I'm ticked. "We have done everything you have asked us to do," I said. "We have been here three times in three days."

My Dad's willing to go with another ECS motherboard, if I'm not. Finally, to my chagrin, he exchanges the motherboard with the same model and talks to another supervisor, telling her all we've been through in the past few days. She says we can get the processor tested out before we leave, and we take her up on that offer.

More waiting. The guy in the exchange department tests both the processor and the motherboard. Both check out okay on the bench. Finally, it looks like we're getting somewhere.

We get home around 6:30, three hours after we ventured out again. I put the processor back together with the motherboard, rewire and remount everything. I flip the switch.

Nothing. The darn thing just refuses to POST. Darned if I know why.

It doesn't matter to me that the thing POSTed on the bench at [Store X]. I need it to POST in the case, screwed in, like it's going to be in the real world. Maybe it's shorting out in the case. I unscrewed it and tried to boot it with out it making case contact. Nothing. But I have a feeling that this is a poorly designed motherboard/case combination and I wouldn't want it for a system.

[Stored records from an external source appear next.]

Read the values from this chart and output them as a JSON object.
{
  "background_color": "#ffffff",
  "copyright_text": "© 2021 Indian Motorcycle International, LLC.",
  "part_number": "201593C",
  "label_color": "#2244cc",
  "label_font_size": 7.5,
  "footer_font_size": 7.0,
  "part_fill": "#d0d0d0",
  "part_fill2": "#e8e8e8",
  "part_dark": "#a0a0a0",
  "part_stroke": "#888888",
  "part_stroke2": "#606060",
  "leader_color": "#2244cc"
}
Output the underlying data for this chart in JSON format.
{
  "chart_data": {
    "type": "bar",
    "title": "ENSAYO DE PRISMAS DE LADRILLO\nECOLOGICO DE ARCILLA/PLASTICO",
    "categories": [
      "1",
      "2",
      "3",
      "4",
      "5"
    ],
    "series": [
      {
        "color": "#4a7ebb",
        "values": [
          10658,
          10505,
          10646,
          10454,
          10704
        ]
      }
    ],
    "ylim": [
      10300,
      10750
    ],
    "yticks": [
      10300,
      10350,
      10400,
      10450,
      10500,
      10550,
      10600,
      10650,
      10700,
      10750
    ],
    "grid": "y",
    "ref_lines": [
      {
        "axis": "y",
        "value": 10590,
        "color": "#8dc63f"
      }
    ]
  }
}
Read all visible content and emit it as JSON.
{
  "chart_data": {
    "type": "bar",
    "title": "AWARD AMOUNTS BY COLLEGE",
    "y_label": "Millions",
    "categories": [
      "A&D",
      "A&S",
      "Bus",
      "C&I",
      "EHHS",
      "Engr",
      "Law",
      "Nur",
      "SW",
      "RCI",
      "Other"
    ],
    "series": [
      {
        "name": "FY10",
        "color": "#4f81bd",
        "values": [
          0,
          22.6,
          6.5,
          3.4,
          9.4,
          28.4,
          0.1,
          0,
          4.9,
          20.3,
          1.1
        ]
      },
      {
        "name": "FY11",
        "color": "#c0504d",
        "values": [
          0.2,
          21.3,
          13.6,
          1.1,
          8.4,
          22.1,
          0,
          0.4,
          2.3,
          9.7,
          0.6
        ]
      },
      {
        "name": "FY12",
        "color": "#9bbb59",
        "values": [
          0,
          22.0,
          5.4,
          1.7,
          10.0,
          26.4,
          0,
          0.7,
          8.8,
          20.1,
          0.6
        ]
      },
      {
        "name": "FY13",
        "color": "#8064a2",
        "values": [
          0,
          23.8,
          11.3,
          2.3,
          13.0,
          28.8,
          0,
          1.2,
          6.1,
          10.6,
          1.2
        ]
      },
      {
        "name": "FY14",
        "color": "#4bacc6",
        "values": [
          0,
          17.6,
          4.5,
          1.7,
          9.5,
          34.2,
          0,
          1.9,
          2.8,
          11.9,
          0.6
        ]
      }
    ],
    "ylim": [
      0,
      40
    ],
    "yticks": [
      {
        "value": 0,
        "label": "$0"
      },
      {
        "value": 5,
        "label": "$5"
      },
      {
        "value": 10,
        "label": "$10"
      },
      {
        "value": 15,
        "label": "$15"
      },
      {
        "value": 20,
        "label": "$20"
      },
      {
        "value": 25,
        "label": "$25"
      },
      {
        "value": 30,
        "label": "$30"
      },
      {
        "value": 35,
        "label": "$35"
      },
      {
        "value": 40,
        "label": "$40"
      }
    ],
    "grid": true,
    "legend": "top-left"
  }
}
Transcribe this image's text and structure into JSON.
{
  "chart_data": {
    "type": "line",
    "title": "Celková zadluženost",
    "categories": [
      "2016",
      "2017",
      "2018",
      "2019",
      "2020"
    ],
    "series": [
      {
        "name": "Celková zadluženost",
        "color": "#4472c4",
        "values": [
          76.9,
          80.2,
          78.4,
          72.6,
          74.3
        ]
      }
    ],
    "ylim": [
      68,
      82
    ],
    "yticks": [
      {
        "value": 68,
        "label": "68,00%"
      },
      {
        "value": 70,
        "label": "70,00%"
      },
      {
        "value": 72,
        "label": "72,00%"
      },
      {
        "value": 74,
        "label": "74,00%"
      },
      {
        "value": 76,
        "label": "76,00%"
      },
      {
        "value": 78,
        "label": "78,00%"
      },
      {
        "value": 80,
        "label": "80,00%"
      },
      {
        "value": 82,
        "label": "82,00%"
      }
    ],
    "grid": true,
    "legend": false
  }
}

After much venting and frustration with Dad on this, we've decided to go back to [Store X] again, with the board installed in the case and get them to either make it work or give us our money back -- and with no charge for the diagnostics, either.
One day later, we finally had it working, only because my Royal Father took it to a place down the street from our house, with service people who knew what they were doing. He shelled out $120 and the system booted up, justifiably fast. I added a few other drives and cards to the case to finish the upgrade. Somehow, after this labyrinth of headaches, Dad figured he came out ahead in the deal.

This is not the father-son bonding I wanted over the holidays. The Queen Mother was not amused, advising me that I needed to enjoy my time off from the stress of the newsroom rather than trading it in for stress over a computer. The Royal Father didn't hold a grudge, thanking me for all my futile efforts. I've repeatedly fixed mysterous PC issues before, usually within an hour or less, so overall my track record proves I'm no hack.

He continues to depend on me for tech support, and I know in a couple of years, he'll eye another upgrade. I pledge I will carry it out and get it right this time.